De repente pensó que no había escuchado a nadie comentar nada sobre la desaparición del muerto. Ni una noticia, ni un rumor, ni un cuchicheo. Tras casi una semana, nada.
Él era una persona más o menos conocida en el barrio y que conversaba a menudo con los vecinos y ninguno parecía haberse hecho eco de ninguna ausencia. Le sorprendía y a la vez le aliviaba. Pudiera ser que todo resultara mucho más sencillo de lo que en un principio parecía.

Una vez terminado de -como si fuera un puzzle del que te has cansado de mirar- desencajar las piezas, introdujo cada una de ellas en una bolsa de basura diferente.

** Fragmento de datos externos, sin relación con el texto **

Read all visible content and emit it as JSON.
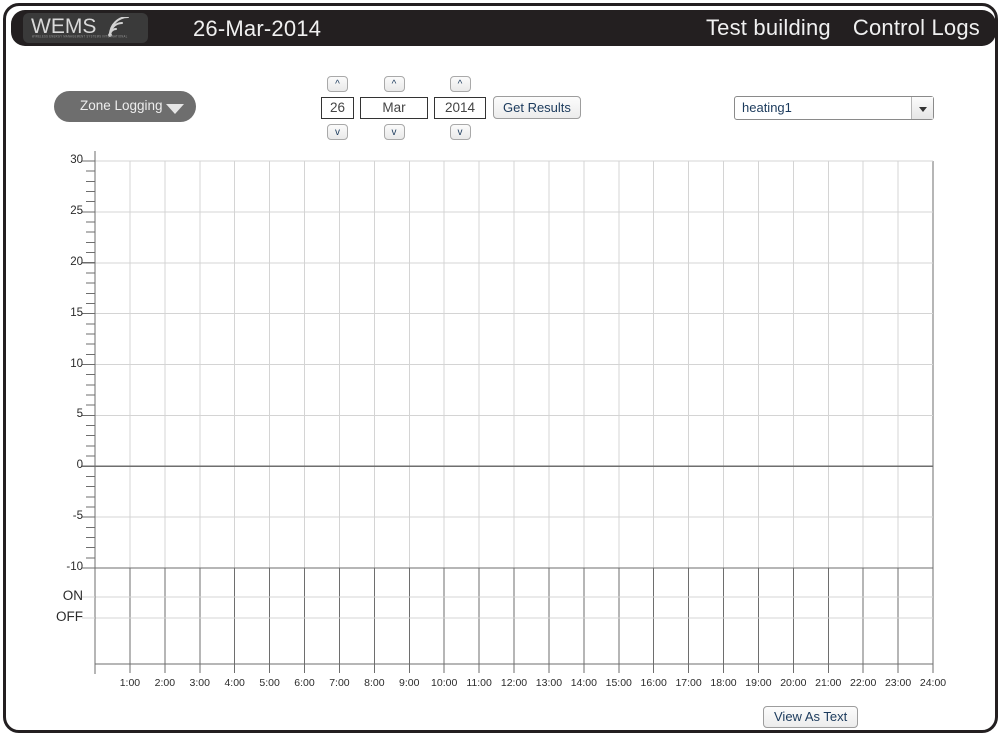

La siguiente parte del plan era sencilla, día a día y en contenedores de basura diferentes, alojaría cada una de las bolsas con los restos del fiambre.
En 6 días –en cada bolsa una extremidad, otra para el tronco y otra más la de la cabeza- se habría desecho finalmente del difunto.

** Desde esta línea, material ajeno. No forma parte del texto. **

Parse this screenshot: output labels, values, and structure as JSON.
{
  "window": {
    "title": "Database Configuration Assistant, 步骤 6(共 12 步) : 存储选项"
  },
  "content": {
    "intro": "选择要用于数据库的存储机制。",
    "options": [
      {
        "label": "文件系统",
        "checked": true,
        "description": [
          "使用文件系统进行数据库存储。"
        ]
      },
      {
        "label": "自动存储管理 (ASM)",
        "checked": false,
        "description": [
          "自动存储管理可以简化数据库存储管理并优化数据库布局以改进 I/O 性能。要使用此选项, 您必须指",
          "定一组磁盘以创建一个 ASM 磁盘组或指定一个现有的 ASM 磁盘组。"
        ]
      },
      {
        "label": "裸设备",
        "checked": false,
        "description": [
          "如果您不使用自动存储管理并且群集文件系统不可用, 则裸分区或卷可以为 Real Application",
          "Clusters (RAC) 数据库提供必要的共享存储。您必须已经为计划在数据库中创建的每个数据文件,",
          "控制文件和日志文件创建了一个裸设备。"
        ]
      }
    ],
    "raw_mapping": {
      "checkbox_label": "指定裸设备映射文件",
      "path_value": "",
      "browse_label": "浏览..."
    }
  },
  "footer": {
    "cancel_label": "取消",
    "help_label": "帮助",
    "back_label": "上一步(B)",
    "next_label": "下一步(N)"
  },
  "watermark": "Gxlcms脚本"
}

Habían transcurrido ya los 5 primeros días y todo marchaba como había planeado. Cada noche bajaba la basura como si tal cosa. Incluso la noche del turno del tronco se paró a saludar al vecino del 1º que volvía, sudoroso, de hacer footing (quizás el olor de su propio sudor le impidió darse cuenta de nada).

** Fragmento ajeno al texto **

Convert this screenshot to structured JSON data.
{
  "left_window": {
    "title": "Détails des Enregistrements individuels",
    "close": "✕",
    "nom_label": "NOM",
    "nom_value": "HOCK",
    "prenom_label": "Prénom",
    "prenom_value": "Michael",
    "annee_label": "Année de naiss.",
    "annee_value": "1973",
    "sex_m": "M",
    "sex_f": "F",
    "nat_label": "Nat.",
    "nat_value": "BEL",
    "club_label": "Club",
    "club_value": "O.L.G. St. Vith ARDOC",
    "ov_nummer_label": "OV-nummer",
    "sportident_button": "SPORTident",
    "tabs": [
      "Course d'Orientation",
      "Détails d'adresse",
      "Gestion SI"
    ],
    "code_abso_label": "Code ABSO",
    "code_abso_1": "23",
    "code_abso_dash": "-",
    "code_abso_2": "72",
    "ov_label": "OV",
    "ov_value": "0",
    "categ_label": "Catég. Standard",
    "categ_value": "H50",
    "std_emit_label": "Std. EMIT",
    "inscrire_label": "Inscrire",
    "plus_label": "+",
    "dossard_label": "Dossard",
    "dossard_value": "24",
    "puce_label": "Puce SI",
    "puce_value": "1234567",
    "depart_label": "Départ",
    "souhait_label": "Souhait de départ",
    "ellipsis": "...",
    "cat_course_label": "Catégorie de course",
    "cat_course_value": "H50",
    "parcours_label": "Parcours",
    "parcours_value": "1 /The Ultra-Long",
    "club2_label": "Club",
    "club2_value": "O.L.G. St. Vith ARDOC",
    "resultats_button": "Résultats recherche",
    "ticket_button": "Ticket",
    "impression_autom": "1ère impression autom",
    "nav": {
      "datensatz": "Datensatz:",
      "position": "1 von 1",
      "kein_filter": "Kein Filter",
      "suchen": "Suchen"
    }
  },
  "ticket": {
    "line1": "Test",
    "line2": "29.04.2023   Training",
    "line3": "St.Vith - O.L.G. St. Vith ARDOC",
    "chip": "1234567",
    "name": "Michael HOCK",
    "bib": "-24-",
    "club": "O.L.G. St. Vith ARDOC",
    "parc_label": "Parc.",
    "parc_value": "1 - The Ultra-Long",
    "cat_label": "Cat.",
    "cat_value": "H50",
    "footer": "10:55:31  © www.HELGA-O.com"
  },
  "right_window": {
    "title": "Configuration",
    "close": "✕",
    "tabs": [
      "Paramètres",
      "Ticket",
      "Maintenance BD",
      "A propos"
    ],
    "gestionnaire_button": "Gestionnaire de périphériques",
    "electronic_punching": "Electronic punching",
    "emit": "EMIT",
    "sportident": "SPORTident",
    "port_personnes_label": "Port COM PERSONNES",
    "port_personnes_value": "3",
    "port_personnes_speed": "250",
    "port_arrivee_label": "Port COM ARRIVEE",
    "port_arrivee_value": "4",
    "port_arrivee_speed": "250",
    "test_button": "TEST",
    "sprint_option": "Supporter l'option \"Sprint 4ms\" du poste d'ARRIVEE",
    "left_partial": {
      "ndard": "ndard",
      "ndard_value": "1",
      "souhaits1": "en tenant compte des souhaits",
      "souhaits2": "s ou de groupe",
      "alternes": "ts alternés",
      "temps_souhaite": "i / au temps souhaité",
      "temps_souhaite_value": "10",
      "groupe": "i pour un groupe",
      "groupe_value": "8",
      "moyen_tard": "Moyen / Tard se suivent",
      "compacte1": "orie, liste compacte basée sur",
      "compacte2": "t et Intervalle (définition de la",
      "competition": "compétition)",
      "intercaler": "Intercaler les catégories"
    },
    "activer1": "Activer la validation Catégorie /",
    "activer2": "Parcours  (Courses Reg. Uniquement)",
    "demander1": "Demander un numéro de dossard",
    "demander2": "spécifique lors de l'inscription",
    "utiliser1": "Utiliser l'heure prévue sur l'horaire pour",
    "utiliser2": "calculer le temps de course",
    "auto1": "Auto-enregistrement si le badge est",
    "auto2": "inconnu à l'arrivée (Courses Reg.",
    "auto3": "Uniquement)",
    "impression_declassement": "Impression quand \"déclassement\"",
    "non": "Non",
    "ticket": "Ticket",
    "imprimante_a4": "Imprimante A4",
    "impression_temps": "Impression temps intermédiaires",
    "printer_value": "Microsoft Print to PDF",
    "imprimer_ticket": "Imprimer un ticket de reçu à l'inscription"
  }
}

Hasta que a la mañana del sexto día, cuando tan sólo restaba la testa de ser eliminada, alguien, finalmente, preguntó por el muerto.

Llamaron al timbre, dos veces. Por la mirilla, al otro lado de la puerta, se veía un hombre ya mayor, con gafas de sol y semblante apenado. Desligando aquella visita de su crimen abrió la puerta confiado y preguntó al desconocido qué deseaba.
Éste le contó que desde hacía un par de semanas se había quedado solo en el mundo, que el ser que guiaba sus pasos había desaparecido sin dar señales de vida y que desde entonces nada tenía orden ni sentido para él. Desde aquel día iba casa por casa preguntando si alguien sabía algo de quien por él preguntaba.
Silencio fue lo único que obtuvo como respuesta.
Sin más asió con fuerza su bastón, dio media vuelta y comenzó, con lentitud y cuidado, a descender por las escaleras mientras un portazo tenue le despedía.

No había llegado aún al primer descansillo cuando de nuevo la puerta se abrió. La conciencia del asesino había sido la única testigo del crimen y le forzó a declararse culpable ante la real víctima del asunto.
Así, bolsa negra en mano, llamó al hombre desolado.

- ¡Oiga, buen hombre, espere! Yo sé algo de por quién usted pregunta. Bueno, en realidad, lo sé todo. No espero que me perdone y ni tan siquiera se lo pido, pues sé que es horrible lo que hecho, pero acépteme al menos que le devuelva, como señal de arrepentimiento, la cabeza de su perro lazarillo.